MERGE (f:Flight {flight:{flnm}, airline:{alnm}, capacity:{cpct}})
WITH f
MATCH (a:Airport {label:{depart}}), (c:Airport {label:{arrive}}) 
CREATE (a) -[:DEPART {takeoff:{tkof}}]-> (f) -[:ARRIVE {landing:{ldng}}]-> (c)
"

t <- newTransaction(graph)

for (i in 1:nrow(flights)){
  appendCypher(t,
               query,
               flnm = flights[i,]$flight,
               alnm = flights[i,]$airline,
               cpct = flights[i,]$capacity,
               tkof = flights[i,]$takeoff,
               ldng = flights[i,]$landing,
               depart = flights[i,]$depart ,
               arrive = flights[i,]$arrive)
}

commit(t)

RESULT

Displaying the Generated graph as a static image the code will open Neo4j browser

knitr::include_graphics("C:\\Users\\sergioor\\Documents\\images\\graph.png")
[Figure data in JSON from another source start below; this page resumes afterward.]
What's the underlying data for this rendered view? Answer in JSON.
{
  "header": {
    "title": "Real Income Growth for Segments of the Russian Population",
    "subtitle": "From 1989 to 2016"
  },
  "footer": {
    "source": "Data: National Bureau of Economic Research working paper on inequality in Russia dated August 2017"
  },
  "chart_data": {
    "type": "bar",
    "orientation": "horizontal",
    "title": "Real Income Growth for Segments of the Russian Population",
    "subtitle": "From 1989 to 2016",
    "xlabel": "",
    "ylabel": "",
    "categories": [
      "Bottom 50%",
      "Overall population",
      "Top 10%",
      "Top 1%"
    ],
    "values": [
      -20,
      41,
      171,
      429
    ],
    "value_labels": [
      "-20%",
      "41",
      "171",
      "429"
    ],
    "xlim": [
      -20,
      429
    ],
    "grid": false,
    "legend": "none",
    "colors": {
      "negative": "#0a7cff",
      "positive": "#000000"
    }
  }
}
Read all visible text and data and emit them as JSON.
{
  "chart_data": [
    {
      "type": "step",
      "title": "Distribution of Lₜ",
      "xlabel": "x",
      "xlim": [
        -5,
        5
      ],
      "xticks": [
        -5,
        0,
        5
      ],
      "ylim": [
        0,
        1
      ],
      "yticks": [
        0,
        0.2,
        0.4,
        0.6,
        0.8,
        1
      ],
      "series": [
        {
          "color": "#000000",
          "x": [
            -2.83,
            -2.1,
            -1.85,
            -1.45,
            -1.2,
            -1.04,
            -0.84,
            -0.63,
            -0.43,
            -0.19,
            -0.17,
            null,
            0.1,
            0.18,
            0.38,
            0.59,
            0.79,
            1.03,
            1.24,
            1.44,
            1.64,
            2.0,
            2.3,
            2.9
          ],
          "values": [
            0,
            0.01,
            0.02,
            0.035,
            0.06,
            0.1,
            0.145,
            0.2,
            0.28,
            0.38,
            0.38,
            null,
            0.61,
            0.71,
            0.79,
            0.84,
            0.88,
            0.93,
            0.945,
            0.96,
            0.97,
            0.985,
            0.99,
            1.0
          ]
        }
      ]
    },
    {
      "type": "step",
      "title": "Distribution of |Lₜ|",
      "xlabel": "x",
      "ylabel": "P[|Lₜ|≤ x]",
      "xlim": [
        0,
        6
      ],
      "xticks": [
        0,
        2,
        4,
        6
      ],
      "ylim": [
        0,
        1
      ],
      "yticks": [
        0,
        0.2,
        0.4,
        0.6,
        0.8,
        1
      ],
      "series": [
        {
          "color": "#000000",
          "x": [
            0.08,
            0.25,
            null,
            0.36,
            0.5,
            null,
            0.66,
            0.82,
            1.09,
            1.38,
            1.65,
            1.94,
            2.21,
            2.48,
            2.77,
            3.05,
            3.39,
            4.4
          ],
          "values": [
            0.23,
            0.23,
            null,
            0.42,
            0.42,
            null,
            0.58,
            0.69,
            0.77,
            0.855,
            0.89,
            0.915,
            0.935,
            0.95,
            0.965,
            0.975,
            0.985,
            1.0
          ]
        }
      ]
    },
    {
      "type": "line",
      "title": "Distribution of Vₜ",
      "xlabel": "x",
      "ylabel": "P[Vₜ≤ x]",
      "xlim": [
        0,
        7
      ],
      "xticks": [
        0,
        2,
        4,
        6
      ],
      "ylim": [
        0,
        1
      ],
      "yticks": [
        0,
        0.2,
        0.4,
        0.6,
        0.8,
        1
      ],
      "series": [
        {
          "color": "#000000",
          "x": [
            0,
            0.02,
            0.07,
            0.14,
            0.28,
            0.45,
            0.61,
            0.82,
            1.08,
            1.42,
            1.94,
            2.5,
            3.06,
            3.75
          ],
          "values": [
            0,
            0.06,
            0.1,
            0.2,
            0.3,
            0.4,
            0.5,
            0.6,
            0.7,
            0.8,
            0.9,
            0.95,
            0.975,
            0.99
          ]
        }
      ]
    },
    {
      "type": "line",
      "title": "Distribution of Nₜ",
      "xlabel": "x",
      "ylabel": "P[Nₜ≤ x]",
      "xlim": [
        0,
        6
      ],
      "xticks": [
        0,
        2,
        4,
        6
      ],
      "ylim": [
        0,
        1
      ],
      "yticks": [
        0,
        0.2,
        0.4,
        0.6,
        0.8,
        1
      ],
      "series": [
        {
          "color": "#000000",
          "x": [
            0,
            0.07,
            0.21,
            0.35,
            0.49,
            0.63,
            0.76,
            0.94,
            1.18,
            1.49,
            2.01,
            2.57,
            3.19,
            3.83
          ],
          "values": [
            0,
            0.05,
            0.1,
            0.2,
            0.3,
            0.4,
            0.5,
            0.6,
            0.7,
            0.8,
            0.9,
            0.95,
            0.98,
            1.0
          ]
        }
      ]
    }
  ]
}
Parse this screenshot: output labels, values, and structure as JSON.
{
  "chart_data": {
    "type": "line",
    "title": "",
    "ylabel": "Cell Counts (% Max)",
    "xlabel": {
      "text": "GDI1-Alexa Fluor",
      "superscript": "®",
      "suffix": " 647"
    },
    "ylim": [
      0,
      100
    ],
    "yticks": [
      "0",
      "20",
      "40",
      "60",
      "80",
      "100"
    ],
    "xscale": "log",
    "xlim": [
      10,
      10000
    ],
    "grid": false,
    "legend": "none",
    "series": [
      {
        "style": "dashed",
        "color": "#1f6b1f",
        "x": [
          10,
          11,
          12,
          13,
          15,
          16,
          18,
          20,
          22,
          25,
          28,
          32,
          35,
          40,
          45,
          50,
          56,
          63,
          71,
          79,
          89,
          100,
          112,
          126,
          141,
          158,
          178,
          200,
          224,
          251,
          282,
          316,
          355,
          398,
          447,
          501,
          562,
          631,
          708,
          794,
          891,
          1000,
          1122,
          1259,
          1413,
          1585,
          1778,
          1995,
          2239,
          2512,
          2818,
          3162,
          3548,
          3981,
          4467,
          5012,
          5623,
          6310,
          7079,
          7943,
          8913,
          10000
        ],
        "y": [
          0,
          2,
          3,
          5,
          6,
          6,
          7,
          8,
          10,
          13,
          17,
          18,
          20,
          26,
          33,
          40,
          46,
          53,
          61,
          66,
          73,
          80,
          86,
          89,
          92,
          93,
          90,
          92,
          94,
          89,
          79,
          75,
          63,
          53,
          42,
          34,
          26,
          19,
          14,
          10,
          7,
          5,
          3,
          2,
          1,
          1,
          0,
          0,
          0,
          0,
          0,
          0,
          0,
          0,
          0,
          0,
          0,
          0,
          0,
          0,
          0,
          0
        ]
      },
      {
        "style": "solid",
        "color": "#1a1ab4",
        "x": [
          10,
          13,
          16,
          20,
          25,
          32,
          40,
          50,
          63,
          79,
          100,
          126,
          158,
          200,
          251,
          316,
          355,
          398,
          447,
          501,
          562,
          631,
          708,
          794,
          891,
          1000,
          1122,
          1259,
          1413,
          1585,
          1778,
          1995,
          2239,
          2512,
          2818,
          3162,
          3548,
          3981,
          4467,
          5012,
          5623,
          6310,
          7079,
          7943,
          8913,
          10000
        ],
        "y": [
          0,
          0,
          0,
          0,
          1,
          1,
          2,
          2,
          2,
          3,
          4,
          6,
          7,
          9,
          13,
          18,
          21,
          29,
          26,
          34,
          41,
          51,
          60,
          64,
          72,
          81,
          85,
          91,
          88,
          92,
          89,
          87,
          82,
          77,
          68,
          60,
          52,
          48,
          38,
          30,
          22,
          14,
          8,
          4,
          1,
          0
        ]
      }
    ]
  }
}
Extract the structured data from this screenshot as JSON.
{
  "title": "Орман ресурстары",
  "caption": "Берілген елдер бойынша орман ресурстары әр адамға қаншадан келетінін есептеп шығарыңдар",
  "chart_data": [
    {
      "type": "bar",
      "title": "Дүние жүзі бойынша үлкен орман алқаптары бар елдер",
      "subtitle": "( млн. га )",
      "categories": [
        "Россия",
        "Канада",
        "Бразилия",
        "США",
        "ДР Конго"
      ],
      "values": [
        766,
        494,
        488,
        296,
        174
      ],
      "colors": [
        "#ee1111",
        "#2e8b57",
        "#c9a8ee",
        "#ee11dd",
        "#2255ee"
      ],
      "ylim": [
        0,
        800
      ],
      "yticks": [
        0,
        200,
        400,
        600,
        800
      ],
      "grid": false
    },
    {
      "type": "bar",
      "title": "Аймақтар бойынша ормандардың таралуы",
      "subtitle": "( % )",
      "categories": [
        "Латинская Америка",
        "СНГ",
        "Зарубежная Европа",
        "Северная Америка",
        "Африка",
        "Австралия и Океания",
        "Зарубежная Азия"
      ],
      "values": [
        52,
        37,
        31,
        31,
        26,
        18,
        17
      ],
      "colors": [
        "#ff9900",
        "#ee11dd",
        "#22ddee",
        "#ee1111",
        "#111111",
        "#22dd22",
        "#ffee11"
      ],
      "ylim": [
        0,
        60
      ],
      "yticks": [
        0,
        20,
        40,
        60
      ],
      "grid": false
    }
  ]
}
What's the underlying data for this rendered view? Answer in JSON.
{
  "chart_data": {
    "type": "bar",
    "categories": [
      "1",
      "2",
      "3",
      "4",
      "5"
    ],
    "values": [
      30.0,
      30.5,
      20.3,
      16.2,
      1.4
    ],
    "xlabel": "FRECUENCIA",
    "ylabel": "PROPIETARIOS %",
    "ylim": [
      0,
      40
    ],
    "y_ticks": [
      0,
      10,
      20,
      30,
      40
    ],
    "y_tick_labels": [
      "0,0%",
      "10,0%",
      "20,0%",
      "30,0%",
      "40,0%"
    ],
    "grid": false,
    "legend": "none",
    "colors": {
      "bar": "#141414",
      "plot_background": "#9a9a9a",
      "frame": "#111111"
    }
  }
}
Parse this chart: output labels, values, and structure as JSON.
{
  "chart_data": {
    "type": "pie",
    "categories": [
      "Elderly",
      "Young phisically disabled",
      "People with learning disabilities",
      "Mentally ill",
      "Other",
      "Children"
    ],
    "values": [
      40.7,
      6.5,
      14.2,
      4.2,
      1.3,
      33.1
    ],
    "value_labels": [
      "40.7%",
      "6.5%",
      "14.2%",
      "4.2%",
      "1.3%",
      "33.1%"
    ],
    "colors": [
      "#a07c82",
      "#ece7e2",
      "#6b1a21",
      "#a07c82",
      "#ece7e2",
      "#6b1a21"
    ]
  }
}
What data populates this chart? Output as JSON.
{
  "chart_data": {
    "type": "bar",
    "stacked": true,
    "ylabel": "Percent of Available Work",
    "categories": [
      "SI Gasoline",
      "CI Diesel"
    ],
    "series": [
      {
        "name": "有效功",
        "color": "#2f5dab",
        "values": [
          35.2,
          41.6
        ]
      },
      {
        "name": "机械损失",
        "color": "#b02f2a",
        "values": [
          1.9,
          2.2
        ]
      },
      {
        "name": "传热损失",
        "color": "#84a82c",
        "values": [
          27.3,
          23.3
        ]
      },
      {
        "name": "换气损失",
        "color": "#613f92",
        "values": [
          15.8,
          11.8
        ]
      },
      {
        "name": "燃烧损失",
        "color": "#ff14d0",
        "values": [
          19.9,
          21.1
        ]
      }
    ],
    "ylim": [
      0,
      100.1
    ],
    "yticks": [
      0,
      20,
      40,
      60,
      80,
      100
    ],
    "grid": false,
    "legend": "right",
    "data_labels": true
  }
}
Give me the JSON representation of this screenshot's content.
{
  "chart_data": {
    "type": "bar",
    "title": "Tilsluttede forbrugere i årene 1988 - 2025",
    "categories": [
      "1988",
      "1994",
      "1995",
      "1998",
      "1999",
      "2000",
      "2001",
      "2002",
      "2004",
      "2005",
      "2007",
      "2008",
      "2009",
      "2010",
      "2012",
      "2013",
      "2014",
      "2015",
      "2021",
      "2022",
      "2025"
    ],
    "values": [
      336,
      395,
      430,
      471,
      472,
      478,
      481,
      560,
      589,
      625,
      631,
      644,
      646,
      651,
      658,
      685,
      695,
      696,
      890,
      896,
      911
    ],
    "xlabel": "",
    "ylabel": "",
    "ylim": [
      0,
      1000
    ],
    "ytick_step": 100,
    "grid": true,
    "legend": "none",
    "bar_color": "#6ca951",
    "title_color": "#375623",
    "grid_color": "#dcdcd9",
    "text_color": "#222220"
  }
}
browse(graph, viewer = TRUE)

Querying the information in the database in Neo4j

query <- "MATCH (a:Airport) RETURN a.label, a.city, a.state"
kable(cypher(graph, query))
a.label a.city a.state
DTW Detroit Michigan
ATL Atlanta Georgia
PIT Pittsburgh Pennsylvania
BOS Boston Massachussetts

Query will return the flight data, by looking the relations between airports and flights

query <- "
MATCH (a:Airport) -[b:DEPART]-> (c:Flight) -[d:ARRIVE]-> (e:Airport)
RETURN c.flight, c.airline, a.label AS depart, e.label AS arrive, c.capacity, b.takeoff, d.landing
ORDER BY c.flight
"
kable(cypher(graph, query))
c.flight c.airline depart arrive c.capacity b.takeoff d.landing
23 Delta ATL DTW 160 NA NA
24 Delta DTW ATL 160 NA NA
27 Delta DTW BOS 160 NA NA
28 Delta BOS DTW 160 NA NA
35 Delta DTW PIT 128 NA NA
36 Delta PIT DTW 128 NA NA
37 Delta ATL BOS 160 NA NA
38 Delta BOS ATL 160 NA NA
43 Delta ATL PIT 160 NA NA
44 Delta PIT ATL 160 NA NA
45 Delta BOS PIT 160 NA NA
46 Delta PIT BOS 160 NA NA
101 Southwest DTW BOS 136 NA NA
102 Southwest BOS DTW 136 NA NA
103 Southwest DTW PIT 136 NA NA
104 Southwest PIT DTW 136 NA NA
1231 American DTW BOS 160 NA NA
1232 American DTW PIT 160 NA NA
1257 American DTW ATL 128 NA NA
1258 American BOS ATL 160 NA NA
1277 American BOS DTW 160 NA NA
1278 American PIT DTW 160 NA NA
1291 American ATL DTW 128 NA NA
1292 American ATL BOS 160 NA NA

As you can see, the two tables are identical to the csv files we imported earlier.With these results we can conclude migration is complete and successful

Conclusion

NoSQL Databases seem to have a faster response time and are prone to structure, store and process unstructured data in a more efficient way aggregating some functionality in a more efficient way for things like workflows, fraud detection, intel analysis etc.

disadvntage is constant elasticity of needs such as Hardware and hence that cloud providers are focusing in this kind of platforma and change in the paradigm of data design so talent might be less or scarce in cxomparison of the other data platforms.